VICE President Jejomar Binay vowed to continue the Conditional Cash Transfer (CCT) program if he wins in next year’s presidential election.
However, he said he will introduce reforms to ensure that only qualified beneficiaries will be enrolled in the program.
“We will continue and improve the CCT program. But we will ensure better targeting of beneficiaries. Yong dapat lamang makakuha ng CCT ang dapat isama sa programa. Leakages in the program have to be addressed decisively,” he said.
Binay said his long experience in local governance has taught him the importance of continuity, predictability, and sustainability.
“For reforms to truly benefit our people, we need to identify policies and programs that should continue but will be further improved on. Hindi dapat itinitigil agad ang mga programa dahil lamang ito ay sinimulan ng dating administrasyon. Dapat pag-aralan, at tingnan kung ano ang maaari pang ayusin (You don’t discontinue a program just because it was started by the previous administration,” he pointed out.
Binay noted that the CCT program will have to be complemented by bigger government spending for health centers and hospitals.
“Access to healthcare is frequently denied the poor. Despite increases in the public health budget in recent years, millions of Filipinos, particularly the poor, do not have access to even the most basic health care,” he said.
Binay lamented that some local government units are unable to deliver health services to their respective constituents for lack of funds.

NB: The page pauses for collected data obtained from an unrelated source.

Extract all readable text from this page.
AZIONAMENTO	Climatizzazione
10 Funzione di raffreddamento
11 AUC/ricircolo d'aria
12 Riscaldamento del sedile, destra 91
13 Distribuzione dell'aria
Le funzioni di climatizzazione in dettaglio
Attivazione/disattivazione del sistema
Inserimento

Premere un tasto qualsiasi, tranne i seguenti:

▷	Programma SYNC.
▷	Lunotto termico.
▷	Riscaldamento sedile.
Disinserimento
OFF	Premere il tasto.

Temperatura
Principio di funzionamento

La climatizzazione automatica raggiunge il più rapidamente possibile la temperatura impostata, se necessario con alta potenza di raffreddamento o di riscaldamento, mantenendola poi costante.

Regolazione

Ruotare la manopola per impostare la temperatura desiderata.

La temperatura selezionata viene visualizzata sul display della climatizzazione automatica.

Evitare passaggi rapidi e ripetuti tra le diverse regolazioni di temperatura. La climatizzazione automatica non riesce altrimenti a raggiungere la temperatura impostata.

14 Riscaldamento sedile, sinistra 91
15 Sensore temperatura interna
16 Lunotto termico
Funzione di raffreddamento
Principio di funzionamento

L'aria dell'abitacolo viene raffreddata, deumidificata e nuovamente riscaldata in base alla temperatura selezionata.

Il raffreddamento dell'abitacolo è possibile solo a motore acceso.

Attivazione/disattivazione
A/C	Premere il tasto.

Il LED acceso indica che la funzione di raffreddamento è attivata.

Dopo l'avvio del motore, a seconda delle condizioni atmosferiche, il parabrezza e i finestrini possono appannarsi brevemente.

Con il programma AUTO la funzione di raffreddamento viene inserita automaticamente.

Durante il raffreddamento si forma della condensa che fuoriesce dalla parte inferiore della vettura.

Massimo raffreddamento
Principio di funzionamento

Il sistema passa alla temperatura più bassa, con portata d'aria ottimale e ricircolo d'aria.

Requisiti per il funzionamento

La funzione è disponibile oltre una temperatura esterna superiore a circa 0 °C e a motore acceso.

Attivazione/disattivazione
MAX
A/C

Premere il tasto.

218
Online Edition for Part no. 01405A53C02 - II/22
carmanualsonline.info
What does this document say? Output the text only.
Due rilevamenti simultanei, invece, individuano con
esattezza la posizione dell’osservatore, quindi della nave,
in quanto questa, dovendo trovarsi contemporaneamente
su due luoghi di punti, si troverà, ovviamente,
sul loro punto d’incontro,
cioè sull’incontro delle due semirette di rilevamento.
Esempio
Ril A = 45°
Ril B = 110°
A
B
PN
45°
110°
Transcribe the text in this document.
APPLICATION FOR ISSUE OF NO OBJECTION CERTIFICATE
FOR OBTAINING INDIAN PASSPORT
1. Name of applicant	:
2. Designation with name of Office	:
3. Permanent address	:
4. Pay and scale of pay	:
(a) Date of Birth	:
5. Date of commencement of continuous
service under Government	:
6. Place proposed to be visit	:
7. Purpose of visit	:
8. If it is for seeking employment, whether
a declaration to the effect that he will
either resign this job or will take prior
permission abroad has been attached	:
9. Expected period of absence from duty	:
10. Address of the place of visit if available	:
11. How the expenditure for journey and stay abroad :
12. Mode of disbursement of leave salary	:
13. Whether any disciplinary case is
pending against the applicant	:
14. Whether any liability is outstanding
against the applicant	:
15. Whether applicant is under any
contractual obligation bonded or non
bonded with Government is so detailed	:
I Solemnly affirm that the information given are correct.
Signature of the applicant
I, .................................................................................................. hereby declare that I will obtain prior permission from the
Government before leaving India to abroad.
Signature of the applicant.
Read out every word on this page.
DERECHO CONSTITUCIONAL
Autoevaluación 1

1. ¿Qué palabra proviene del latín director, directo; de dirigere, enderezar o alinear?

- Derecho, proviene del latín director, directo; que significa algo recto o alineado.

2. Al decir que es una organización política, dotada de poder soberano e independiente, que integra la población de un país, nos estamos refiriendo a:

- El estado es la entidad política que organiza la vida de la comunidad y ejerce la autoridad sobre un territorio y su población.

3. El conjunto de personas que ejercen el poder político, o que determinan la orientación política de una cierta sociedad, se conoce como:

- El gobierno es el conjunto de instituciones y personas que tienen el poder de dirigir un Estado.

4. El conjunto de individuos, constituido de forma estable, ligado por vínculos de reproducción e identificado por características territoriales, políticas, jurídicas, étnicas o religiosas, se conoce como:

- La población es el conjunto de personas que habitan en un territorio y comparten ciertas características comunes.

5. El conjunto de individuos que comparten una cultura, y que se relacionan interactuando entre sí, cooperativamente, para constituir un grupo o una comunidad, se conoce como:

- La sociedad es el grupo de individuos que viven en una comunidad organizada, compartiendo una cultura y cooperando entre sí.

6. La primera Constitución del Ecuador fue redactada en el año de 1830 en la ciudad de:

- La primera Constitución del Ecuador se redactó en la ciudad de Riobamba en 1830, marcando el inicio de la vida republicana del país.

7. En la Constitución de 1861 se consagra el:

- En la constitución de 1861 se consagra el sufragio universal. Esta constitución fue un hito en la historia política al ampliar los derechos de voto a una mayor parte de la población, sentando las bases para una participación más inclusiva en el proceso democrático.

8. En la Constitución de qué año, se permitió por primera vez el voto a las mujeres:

“Our overarching goal should be to ensure healthy lives and promote well-being for all Filipinos at all ages,” he said.
But the vice president pointed out that the best solution to poverty is for government to provide jobs.
“To achieve that, we need to bring in more foreign investors by making our country a more competitive business and investment destination,” he said.
He stressed the need to provide adequate and efficient infrastructure, services and incentives that strike a balance between service industries, manufacturing and agriculture, as well as tourism development since these are the main sectors that generate jobs.
“In a country like the Philippines where the majority of people do not earn enough and a large percentage lives in poverty, economic development that does not benefit the masses is meaningless,” he said.
Binay said he will also continue to implement the Public-Private Partnership (PPP) program.
“This is but a continuation of the government and private sector partnerships we started in Makati, notably at the University of Makati. These partnerships have moved the local economy forward and provided jobs for Makati residents, which should be the end goal of such partnerships,” he said.